Judge dismisses antitrust suit against Google
An antitrust suit against Google has been tossed out of court. The suit, which was filed in the U.S. District Court, Northern District of California, accused Google of forcing Android device owners to use Google's applications as the default option. According to the complaint, this would force owners of Android powered handsets to use applications like Google Search, or Google Maps instead of applications made by Microsoft's Bing or others.

The suit alleged that Google's actions force smartphone prices to be higher than they could be if there was a true competition for a handset's "prime screen real estate." The latter is covered by Google Services like YouTube, Google Play Store, Google Search and Google Maps. But in her decision earlier today, U.S. District Judge Beth Labson Freeman said that the plaintiffs failed to show that Google's restrictions force smartphone prices higher.
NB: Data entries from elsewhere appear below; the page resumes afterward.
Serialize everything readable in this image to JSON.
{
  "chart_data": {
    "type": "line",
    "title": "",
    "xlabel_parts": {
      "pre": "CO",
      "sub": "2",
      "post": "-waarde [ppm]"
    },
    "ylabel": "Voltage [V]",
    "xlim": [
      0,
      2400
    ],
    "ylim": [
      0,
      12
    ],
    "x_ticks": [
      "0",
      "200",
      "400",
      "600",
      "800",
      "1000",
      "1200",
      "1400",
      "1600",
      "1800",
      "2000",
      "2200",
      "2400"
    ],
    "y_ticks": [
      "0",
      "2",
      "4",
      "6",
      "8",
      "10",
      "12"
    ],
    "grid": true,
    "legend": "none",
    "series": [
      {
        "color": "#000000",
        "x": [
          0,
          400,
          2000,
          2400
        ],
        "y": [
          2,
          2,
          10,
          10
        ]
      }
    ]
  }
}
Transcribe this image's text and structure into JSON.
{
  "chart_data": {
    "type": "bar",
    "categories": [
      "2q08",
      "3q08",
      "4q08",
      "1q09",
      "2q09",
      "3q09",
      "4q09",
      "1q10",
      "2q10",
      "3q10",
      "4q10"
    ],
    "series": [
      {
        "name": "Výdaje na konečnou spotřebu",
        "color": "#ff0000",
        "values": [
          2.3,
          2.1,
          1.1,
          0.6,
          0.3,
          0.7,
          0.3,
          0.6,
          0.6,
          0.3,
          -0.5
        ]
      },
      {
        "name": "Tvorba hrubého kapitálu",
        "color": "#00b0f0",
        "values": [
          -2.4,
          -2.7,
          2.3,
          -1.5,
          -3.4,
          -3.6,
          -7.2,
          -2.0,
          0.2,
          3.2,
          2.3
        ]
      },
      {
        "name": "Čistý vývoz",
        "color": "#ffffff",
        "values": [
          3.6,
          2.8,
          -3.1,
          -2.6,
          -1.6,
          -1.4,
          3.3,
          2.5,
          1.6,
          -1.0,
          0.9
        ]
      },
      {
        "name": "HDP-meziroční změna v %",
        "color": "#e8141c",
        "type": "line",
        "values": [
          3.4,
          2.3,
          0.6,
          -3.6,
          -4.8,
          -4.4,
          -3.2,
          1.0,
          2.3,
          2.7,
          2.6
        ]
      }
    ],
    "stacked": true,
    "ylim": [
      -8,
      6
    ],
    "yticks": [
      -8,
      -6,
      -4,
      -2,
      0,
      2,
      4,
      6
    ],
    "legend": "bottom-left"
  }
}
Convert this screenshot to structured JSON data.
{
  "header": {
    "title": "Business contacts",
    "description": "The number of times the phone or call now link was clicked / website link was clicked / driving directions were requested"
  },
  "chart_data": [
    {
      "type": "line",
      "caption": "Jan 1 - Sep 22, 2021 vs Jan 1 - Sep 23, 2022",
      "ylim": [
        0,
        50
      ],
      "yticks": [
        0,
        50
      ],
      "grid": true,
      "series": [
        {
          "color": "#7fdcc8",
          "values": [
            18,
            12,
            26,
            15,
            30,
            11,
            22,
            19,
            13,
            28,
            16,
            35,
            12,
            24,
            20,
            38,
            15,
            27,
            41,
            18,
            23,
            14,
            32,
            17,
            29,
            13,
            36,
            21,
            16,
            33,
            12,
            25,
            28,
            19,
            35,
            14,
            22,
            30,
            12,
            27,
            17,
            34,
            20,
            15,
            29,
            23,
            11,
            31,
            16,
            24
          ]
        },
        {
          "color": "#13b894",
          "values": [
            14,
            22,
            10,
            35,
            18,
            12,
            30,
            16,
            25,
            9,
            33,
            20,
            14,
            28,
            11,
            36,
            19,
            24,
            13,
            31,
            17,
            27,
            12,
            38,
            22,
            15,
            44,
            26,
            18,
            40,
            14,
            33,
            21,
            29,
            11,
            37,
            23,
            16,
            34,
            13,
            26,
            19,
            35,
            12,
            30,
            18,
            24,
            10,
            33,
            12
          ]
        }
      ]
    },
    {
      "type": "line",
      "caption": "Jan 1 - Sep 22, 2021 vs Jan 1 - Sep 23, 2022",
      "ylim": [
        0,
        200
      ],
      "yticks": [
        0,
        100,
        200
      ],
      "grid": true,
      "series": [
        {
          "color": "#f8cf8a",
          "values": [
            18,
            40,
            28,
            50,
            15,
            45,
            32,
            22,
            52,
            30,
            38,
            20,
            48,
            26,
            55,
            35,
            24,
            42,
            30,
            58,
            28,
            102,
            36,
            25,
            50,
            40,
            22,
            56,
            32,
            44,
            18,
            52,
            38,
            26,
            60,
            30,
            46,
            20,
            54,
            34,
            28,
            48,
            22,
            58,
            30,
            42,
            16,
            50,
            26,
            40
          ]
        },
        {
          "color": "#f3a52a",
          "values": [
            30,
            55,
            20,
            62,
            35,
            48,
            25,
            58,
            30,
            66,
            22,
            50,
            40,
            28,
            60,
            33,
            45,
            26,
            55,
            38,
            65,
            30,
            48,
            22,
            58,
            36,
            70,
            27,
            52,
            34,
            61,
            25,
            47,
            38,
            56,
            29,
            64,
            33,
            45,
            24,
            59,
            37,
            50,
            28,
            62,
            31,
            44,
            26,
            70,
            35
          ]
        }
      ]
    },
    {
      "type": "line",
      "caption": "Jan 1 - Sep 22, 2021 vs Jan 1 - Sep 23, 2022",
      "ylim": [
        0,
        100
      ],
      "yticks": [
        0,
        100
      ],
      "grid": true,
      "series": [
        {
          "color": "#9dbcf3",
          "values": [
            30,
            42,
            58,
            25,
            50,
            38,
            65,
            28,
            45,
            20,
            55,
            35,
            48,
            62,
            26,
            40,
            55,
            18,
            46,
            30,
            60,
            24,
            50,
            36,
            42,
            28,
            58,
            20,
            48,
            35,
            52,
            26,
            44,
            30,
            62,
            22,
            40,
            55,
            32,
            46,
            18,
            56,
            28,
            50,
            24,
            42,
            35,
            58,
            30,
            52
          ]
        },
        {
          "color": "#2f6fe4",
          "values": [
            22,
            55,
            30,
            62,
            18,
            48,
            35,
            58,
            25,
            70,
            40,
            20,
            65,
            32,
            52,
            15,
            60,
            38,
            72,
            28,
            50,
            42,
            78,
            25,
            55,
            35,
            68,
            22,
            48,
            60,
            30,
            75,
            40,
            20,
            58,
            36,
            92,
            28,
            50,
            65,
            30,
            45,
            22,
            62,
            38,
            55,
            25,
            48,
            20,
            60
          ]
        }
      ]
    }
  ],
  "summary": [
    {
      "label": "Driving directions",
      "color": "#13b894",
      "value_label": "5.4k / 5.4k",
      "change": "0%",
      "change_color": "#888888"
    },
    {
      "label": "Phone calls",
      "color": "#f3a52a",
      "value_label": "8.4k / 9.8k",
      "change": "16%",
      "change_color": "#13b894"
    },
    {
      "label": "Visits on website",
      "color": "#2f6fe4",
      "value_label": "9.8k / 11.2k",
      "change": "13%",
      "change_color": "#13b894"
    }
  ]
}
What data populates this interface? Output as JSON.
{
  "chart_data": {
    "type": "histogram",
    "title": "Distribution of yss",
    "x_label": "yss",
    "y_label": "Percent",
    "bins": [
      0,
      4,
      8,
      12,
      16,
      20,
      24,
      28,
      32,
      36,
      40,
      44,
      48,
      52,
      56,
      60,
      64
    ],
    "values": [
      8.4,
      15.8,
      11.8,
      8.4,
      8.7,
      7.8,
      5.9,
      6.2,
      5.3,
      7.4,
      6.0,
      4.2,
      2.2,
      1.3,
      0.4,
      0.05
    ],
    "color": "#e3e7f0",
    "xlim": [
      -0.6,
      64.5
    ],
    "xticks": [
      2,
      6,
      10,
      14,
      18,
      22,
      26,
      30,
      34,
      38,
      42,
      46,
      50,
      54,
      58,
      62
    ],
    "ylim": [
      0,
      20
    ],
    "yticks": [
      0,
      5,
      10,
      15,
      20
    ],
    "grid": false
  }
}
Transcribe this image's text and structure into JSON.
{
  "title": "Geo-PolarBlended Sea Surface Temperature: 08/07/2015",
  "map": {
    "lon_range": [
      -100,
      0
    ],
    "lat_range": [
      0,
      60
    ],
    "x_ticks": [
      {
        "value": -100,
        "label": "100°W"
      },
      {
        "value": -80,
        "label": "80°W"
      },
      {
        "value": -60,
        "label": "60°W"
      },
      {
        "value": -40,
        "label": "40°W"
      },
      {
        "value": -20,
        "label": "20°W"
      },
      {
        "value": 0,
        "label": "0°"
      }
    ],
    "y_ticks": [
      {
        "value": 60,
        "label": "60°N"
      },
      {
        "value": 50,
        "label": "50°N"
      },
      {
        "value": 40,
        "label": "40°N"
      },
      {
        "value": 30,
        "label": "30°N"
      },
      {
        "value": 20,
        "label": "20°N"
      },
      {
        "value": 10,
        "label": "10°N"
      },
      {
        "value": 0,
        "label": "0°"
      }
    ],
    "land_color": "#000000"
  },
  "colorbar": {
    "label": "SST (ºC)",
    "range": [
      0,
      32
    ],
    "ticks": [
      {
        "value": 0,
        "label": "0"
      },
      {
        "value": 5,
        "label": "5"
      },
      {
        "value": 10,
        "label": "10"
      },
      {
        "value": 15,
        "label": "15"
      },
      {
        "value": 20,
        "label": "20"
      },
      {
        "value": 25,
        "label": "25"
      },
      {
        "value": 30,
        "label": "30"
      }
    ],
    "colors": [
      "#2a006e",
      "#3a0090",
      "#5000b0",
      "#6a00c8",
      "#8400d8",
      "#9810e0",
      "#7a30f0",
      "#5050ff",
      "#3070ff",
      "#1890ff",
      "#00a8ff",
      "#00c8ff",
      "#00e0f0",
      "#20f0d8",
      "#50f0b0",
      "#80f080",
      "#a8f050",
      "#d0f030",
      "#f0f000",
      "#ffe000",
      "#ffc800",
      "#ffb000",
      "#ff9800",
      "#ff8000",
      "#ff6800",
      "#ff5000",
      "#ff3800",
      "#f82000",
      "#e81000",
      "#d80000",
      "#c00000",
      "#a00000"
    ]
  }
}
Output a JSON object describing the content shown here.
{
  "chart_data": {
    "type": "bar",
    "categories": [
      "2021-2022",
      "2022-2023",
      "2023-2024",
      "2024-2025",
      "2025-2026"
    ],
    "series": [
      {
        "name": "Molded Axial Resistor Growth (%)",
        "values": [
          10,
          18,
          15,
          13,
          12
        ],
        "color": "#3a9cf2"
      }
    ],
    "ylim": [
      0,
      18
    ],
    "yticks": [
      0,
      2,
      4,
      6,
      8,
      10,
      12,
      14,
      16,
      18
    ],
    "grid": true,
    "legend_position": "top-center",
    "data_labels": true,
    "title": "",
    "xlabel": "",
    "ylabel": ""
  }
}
The judge said that there were an unknown number of supply chain levels between the manufacturers who signed the allegedly anti-competitive pacts with Google, and consumers.

The judge is giving the plaintiffs three weeks to amend their complaint, hinting that uncompetitive pricing and loss of consumer choice are not the reasons why Google could be found guilty of monopolistic behavior. In other words, the judge was telling the plaintiffs to look for other reasons to support refiling their suit.